The primary aim of the convention was to influence events in England and ensure that Ireland was not ignored in any new political settlement. The first business of the convention was to prepare a declaration, which was published on 8 March. This document asserted Ireland's right to self-determination under an Irish Parliament, empowered to decide taxation in Ireland, and the desire to establish a national Protestant church. The convention also declared, however, that "the welfare and interest of England and Ireland are so inseparably interwoven as the good or evil of either must necessarily become common to both".

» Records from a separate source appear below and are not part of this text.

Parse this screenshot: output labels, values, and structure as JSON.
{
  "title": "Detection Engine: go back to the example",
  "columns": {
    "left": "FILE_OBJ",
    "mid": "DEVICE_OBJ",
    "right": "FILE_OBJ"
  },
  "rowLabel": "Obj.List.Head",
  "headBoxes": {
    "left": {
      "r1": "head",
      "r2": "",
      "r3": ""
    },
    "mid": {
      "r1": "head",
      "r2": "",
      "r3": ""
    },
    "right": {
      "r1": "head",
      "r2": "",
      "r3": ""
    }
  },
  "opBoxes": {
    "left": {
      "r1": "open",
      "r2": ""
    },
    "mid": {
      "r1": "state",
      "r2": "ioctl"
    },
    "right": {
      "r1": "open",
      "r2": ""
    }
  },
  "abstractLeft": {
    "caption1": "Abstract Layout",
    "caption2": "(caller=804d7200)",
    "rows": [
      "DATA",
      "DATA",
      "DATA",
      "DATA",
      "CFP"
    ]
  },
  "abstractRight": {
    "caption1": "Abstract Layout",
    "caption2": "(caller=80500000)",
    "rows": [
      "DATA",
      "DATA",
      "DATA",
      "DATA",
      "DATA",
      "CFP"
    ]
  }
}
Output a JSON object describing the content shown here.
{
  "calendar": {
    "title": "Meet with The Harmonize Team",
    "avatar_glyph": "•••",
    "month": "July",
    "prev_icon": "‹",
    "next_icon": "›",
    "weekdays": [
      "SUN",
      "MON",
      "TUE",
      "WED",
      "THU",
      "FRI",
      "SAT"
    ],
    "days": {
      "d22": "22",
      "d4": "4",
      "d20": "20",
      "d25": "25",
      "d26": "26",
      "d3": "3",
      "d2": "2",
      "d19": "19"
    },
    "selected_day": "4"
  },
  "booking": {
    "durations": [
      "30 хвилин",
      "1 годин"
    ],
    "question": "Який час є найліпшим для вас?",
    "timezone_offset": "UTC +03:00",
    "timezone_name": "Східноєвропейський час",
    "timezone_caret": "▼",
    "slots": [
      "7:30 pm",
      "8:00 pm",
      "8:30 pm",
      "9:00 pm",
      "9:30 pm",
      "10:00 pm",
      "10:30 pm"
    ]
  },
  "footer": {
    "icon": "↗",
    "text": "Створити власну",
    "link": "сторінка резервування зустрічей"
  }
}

Later in March, the English Council of State, suspicious of developments in Dublin, appointed commissioners to re-establish control over Irish affairs. With the restoration of the monarchy appearing more likely, Coote and Broghill began making private approaches to the still-exiled Charles II. Coote sought to move the Convention towards restoration of the monarchy, but Broghill did not openly declare for the King until May 1660. On 1 May, the General Convention voted to disband, and issued a declaration denouncing the regicide of 1649 and requesting that Charles call a parliament consisting of Protestant peers and commons. On 14 May, the convention's chairman, Barry, issued a proclamation from Dublin in the name of the General Convention of Ireland, for proclaiming "his Sacred Royal Majesty King Charles the Second" in order to formally recognise the soon-to-be restored king.

Following the Stuart Restoration, the General Convention was summoned by royal letter to meet again on 22 January 1661. It was thereafter formally dissolved by Charles II, who summoned a new Irish Parliament in May 1661. This remained the legislature of the Kingdom of Ireland until the Acts of Union 1800.